Slightly Maim Them

I’m driving home on Saturday night, going North on Highland and I see suddenly what looks like two huge, enormous, SUV’s in the middle of the right lane. I’d have to get in the left lane to pass them but some drunk drivers were weaving beside me so I had to slow down and wait behind the SUV’s and then go into the left lane after all was clear.

These cars were huge, 5 door, part-van, part-SUV, not quite Hummer things. I slowed down and got a look. Two guys had stepped out of their running cars to high five, shake hands and smile and laugh. They then put their hazard lights on (oh the courtesy!) and leaned back against their again, running cars and had a conversation. No accident. Just wanted to talk. Did they pull over? No. They were in the middle of the road.

A sociological study was done once about men and how they ‘take up space’ subconsciously and women tend to want to be smaller, won’t use the whole seat on the subway, will keep their arms locked in, etc. But this goes beyond gender. This goes into a whole new realm of Complete American (Los Angeles) Asshole. Is this what people overseas are dying for? In a time of war, two people drive separately in huge SUV’s, leave them running in the middle of the road, guzzle, guzzle, so that they can have a conversation?

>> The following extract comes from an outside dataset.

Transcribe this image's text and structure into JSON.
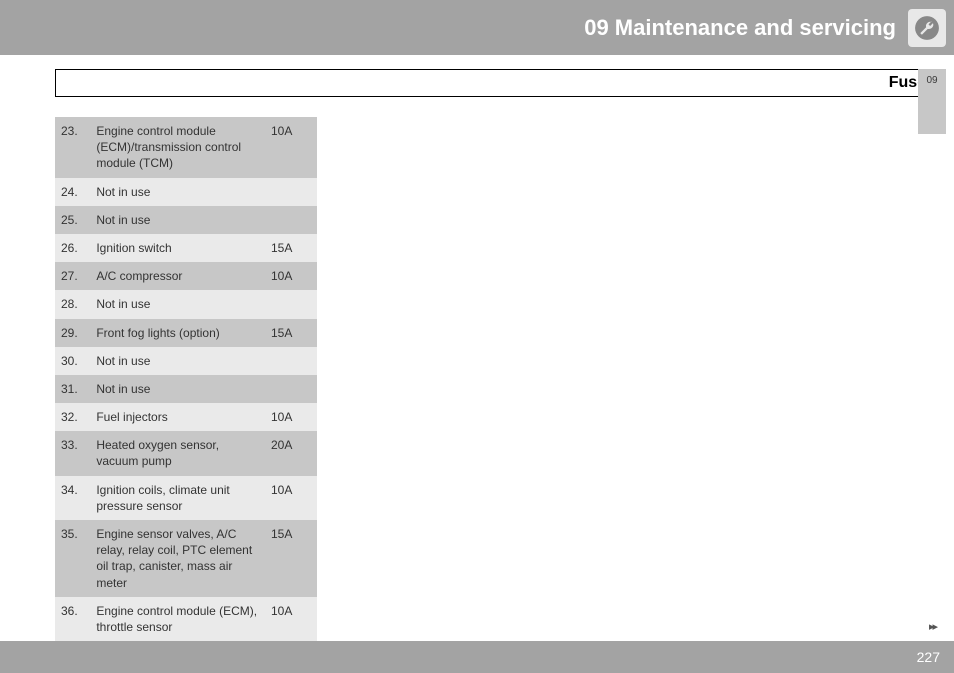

Why? Why isn’t it legal or morally sound for me to injure them at that point? Save the polluted air from two more SUV drivers and just run them over, not enough to kill but a little maiming so that when they see the scar on their knee they’ll always think of the girl who had to prove her point by running them over. And maybe they’d turn into better people.

I know I can’t just go preach at them. They’d never listen. And it would be in their natural instinct to argue back. That’s what we free-thinkers do. But if I maimed them slightly, they’d have so much recoup time, and they’d even perhaps find God or put it on their to-do list. Or maybe someone would bring them a New York Times, or on their diets of intravenous and apple sauce they wouldn’t have the stomach for anymore Us Weekly’s and they’d start listening, watching and caring about things other than “being dudes on Highland avenue.” And they would come around on their own terms and become Savers of the World. See? I would have helped.

Now this is terribly assumptive of me. Maybe they were holding their first Save the Earth meeting and what they were doing with the SUV’s running and the dangerous location of them, was sort of a guerilla theatre tactic, designed to get people like me angry and taking action. But then again, this is why guerilla theatre doesn’t work. It’s boring and it’s self indulgent. No one enjoys it but the “guerilla’s” themselves and while on a creative, artsy-fartsy spiritual level that may be grand, in real life, it’s sometimes important to affect others and not just annoy. And what is more effective than slightly maiming?